Como prueba de su buena estrella, Lirio Blanco, una tímida niña de siete años, hija de una humilde familia de campesinos, será hermanada con Flor de Nieve, que vive en un pueblo lejano y es de muy diferente ascendencia familiar. Por medio de una ceremonia ancestral, ambas se convierten en laotong («mi otro yo» o «alma gemela»), un vínculo que dura toda la vida y que será más profundo que el matrimonio. Desde el principio, y a lo largo de los años, Lirio Blanco y Flor de Nieve se intercambiarán mensajes en nu shu escritos en un abanico de seda, que las sirvientas llevarán de una casa a la otra. En abanicos y pañuelos darán cuenta de lo que nadie conoce: sus más íntimos pensamientos y emociones, y gracias a esa vía secreta de comunicación se consolarán de las penalidades del matrimonio y la maternidad. El nu shu las mantendrá unidas, hasta que un error en la interpretación de uno de los mensajes amenazará con truncar su profunda amistad.


Que lo disfruten,
Carmen

1 jun 2020

SUDOR, de Pedro Mairal


Estuvimos cuatro años de novios con Valeria hasta que empezamos a buscar departamento para irnos a vivir juntos y en la búsqueda infinita me empecé a dar cuenta de que yo rechazaba todos los departamentos que veíamos porque en realidad no quería mudarme con ella. Pero todo lo demás fue felicidad. O casi todo.
Valeria era hija única, vivía con sus padres cerca del hipódromo de San Isidro en una casa con pileta, mini jardín y hasta un cuarto de servicio que no se usaba, junto a la cocina en la planta baja. En ese cuarto dormía yo los fines de semana. Me llevaba bien con mis suegros, a mi suegro le celebraba los asados, a mi suegra los postres y así me hospedaban amablemente desde el viernes a la noche hasta el domingo a la tarde. 
Habían tenido a su hija ya pasados los cuarenta y ahora eran un matrimonio mayor, ya entrados en una especie de plácida menopausia. Me trataban bien, algo distantes, cuidadosos, pero me querían. Si me mantenía durmiendo en ese cuarto en planta baja, más o menos lejos de su hija, me querían.

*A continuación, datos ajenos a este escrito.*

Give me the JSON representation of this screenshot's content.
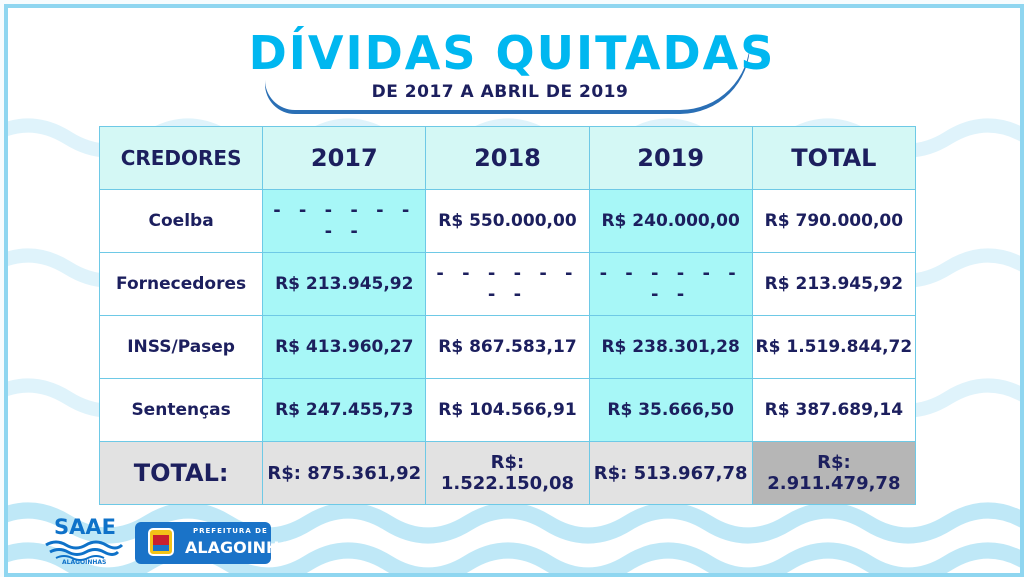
{
  "title": "DÍVIDAS QUITADAS",
  "subtitle": "DE 2017 A ABRIL DE 2019",
  "table": {
    "headers": [
      "CREDORES",
      "2017",
      "2018",
      "2019",
      "TOTAL"
    ],
    "rows": [
      {
        "name": "Coelba",
        "y2017": "- - - - - - - -",
        "y2018": "R$ 550.000,00",
        "y2019": "R$ 240.000,00",
        "total": "R$ 790.000,00"
      },
      {
        "name": "Fornecedores",
        "y2017": "R$ 213.945,92",
        "y2018": "- - - - - - - -",
        "y2019": "- - - - - - - -",
        "total": "R$ 213.945,92"
      },
      {
        "name": "INSS/Pasep",
        "y2017": "R$ 413.960,27",
        "y2018": "R$ 867.583,17",
        "y2019": "R$ 238.301,28",
        "total": "R$ 1.519.844,72"
      },
      {
        "name": "Sentenças",
        "y2017": "R$ 247.455,73",
        "y2018": "R$ 104.566,91",
        "y2019": "R$ 35.666,50",
        "total": "R$ 387.689,14"
      }
    ],
    "totals": {
      "name": "TOTAL:",
      "y2017": "R$: 875.361,92",
      "y2018": "R$: 1.522.150,08",
      "y2019": "R$: 513.967,78",
      "total": "R$: 2.911.479,78"
    }
  },
  "logos": {
    "saae": "SAAE",
    "saae_sub": "ALAGOINHAS",
    "prefeitura_small": "PREFEITURA DE",
    "prefeitura_big": "ALAGOINHAS"
  },
  "colors": {
    "accent": "#00b7f0",
    "navy": "#1c1f5e",
    "cell_highlight": "#a7f7f7",
    "header_bg": "#d4f8f5"
  }
}
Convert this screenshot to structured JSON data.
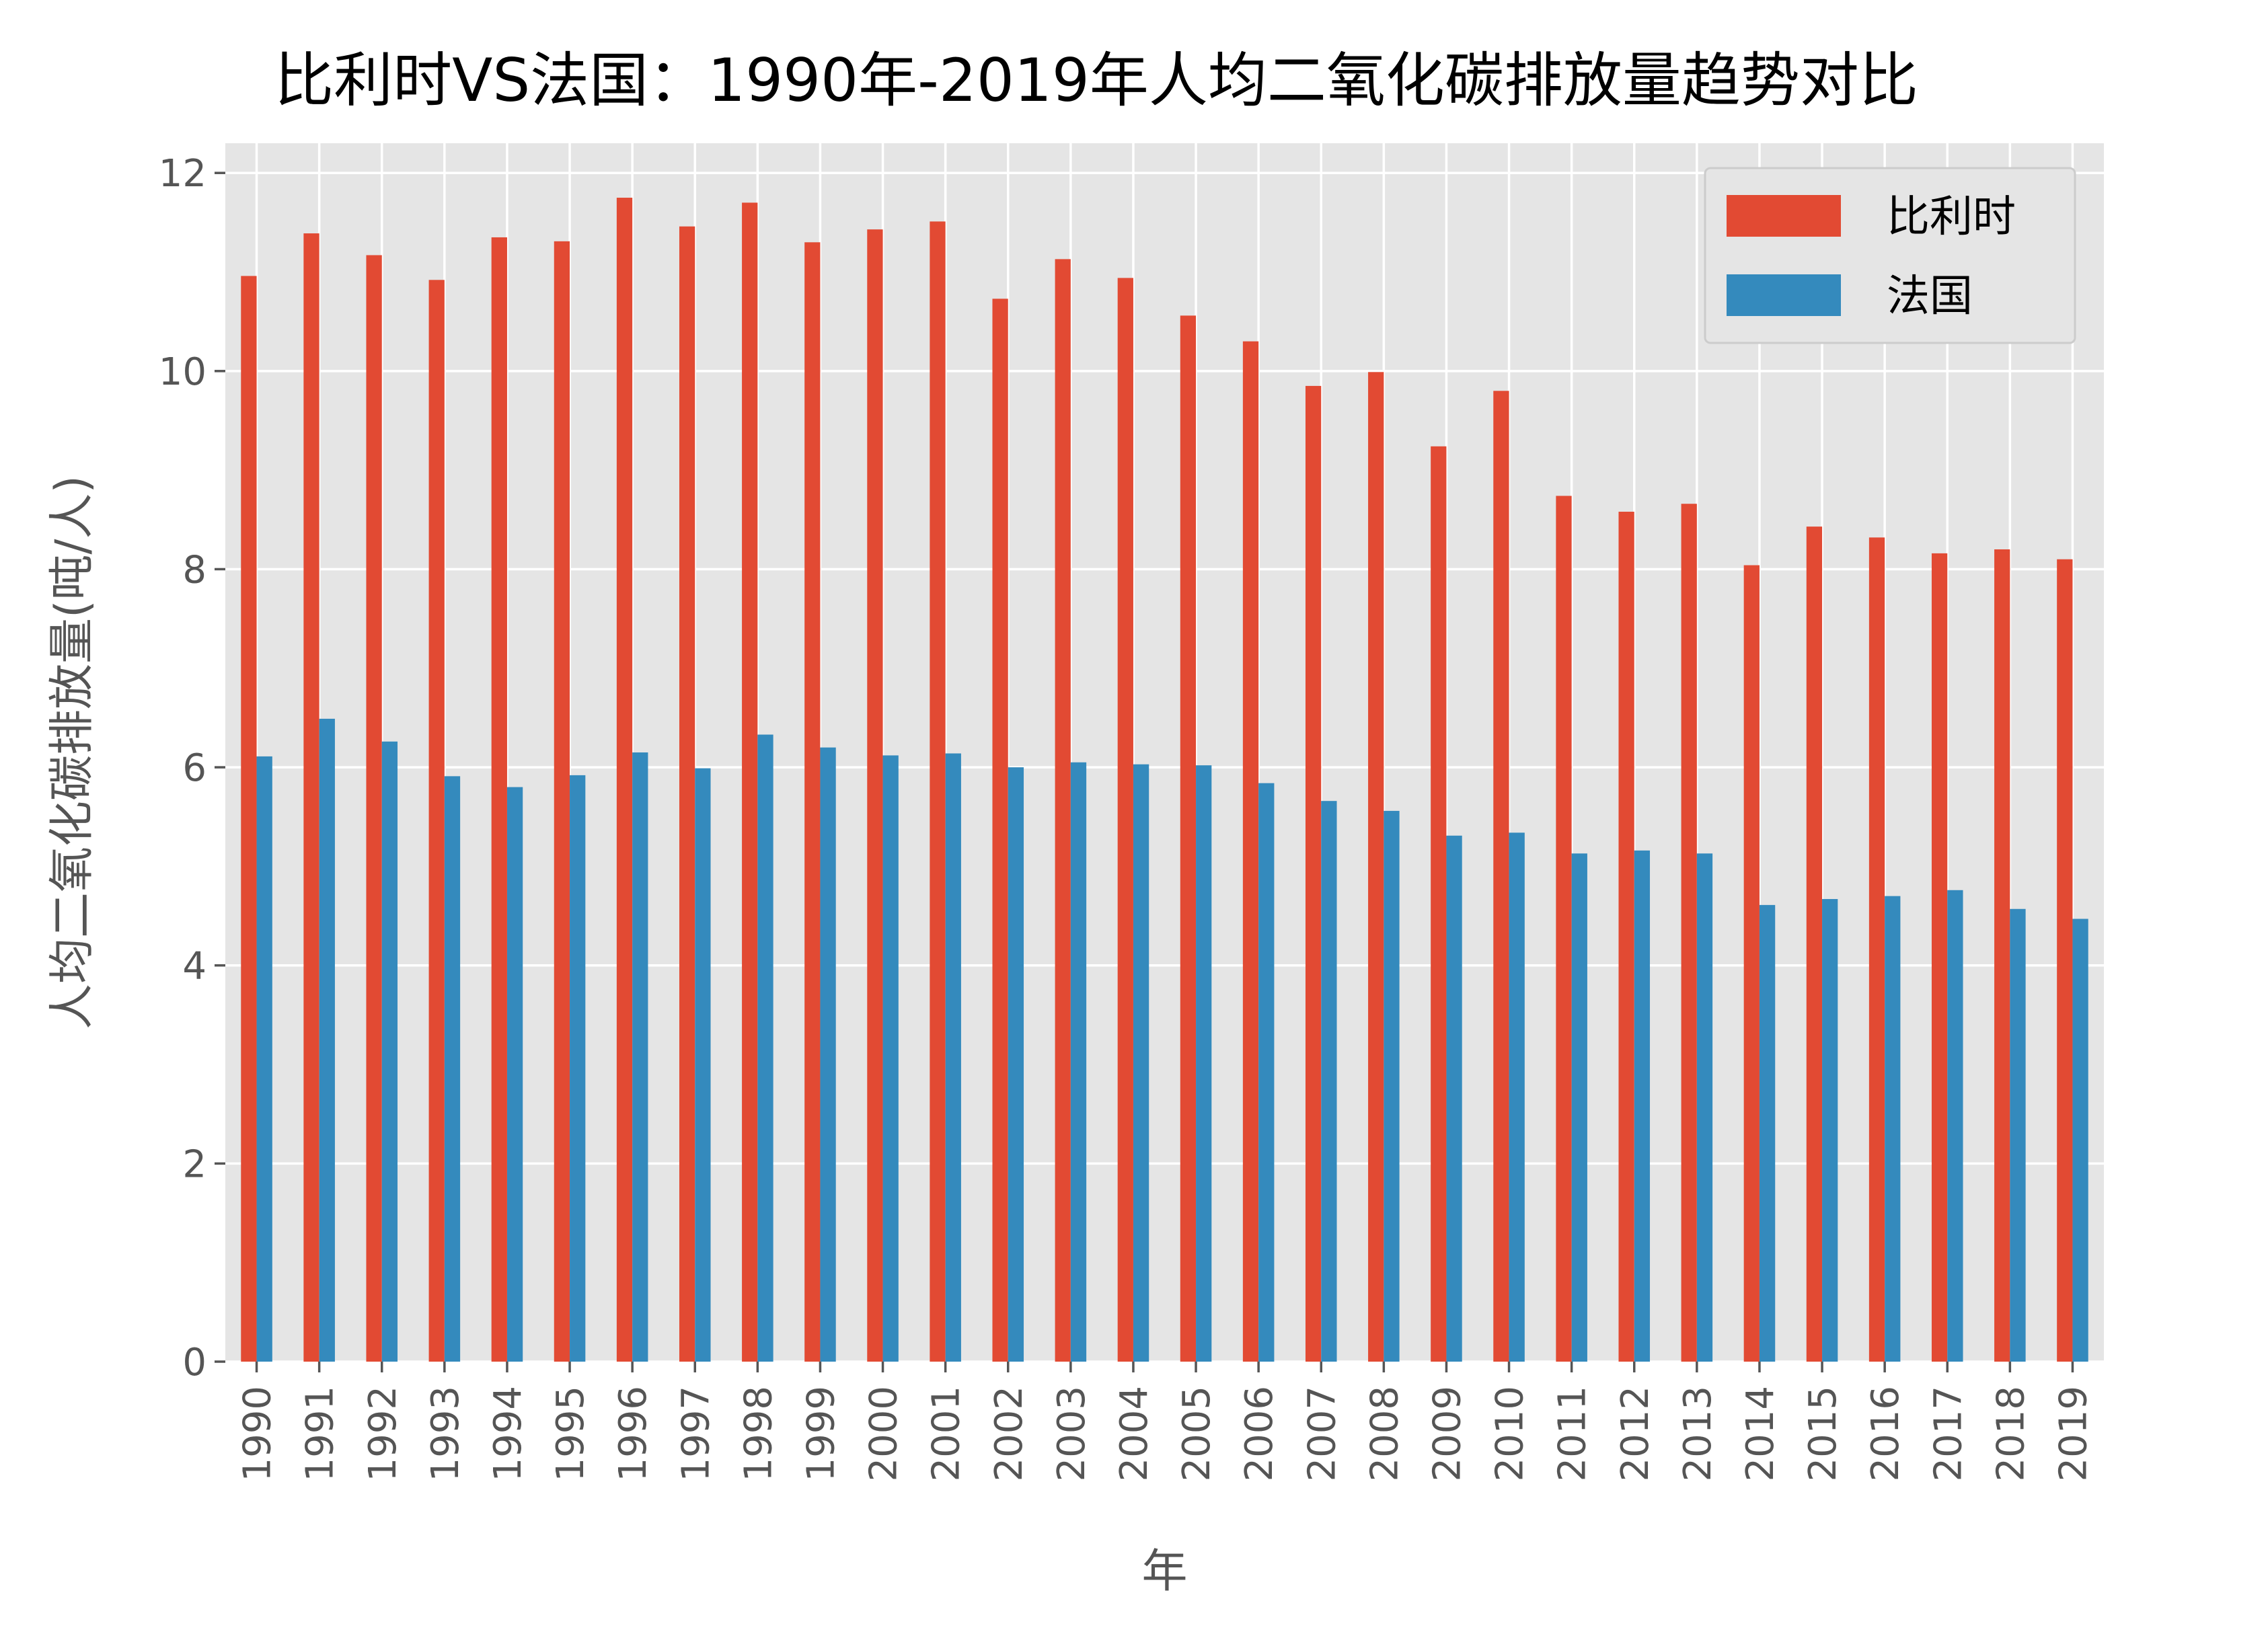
{
  "chart_data": {
    "type": "bar",
    "title": "比利时VS法国：1990年-2019年人均二氧化碳排放量趋势对比",
    "xlabel": "年",
    "ylabel": "人均二氧化碳排放量(吨/人)",
    "ylim": [
      0,
      12.3
    ],
    "yticks": [
      0,
      2,
      4,
      6,
      8,
      10,
      12
    ],
    "grid": true,
    "legend_position": "top-right",
    "categories": [
      "1990",
      "1991",
      "1992",
      "1993",
      "1994",
      "1995",
      "1996",
      "1997",
      "1998",
      "1999",
      "2000",
      "2001",
      "2002",
      "2003",
      "2004",
      "2005",
      "2006",
      "2007",
      "2008",
      "2009",
      "2010",
      "2011",
      "2012",
      "2013",
      "2014",
      "2015",
      "2016",
      "2017",
      "2018",
      "2019"
    ],
    "series": [
      {
        "name": "比利时",
        "color": "#e24a33",
        "values": [
          10.96,
          11.39,
          11.17,
          10.92,
          11.35,
          11.31,
          11.75,
          11.46,
          11.7,
          11.3,
          11.43,
          11.51,
          10.73,
          11.13,
          10.94,
          10.56,
          10.3,
          9.85,
          9.99,
          9.24,
          9.8,
          8.74,
          8.58,
          8.66,
          8.04,
          8.43,
          8.32,
          8.16,
          8.2,
          8.1
        ]
      },
      {
        "name": "法国",
        "color": "#348abd",
        "values": [
          6.11,
          6.49,
          6.26,
          5.91,
          5.8,
          5.92,
          6.15,
          5.99,
          6.33,
          6.2,
          6.12,
          6.14,
          6.0,
          6.05,
          6.03,
          6.02,
          5.84,
          5.66,
          5.56,
          5.31,
          5.34,
          5.13,
          5.16,
          5.13,
          4.61,
          4.67,
          4.7,
          4.76,
          4.57,
          4.47
        ]
      }
    ]
  }
}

Aunque supongo que sabían que su hija no era virgen, no sé hasta qué punto sospechaban de los cruces nocturnos. Lo cierto es que cuando ya todo estaba en calma y apenas se oía ladrar algún perro de la cuadra a las dos de la mañana, Valeria bajaba y se metía conmigo en la cama. Casi no tengo imágenes de esas noches porque cogíamos con la luz apagada, no por pudor sino para que no nos descubrieran. Pero sí me acuerdo de los sofocones, de los gritos mudos, del jadeo. Nos convertíamos en un monstruo empapado. Valeria fue la primera mujer que me hizo sudar, o la primera por la que estuve dispuesto a agotarme hasta el desmayo.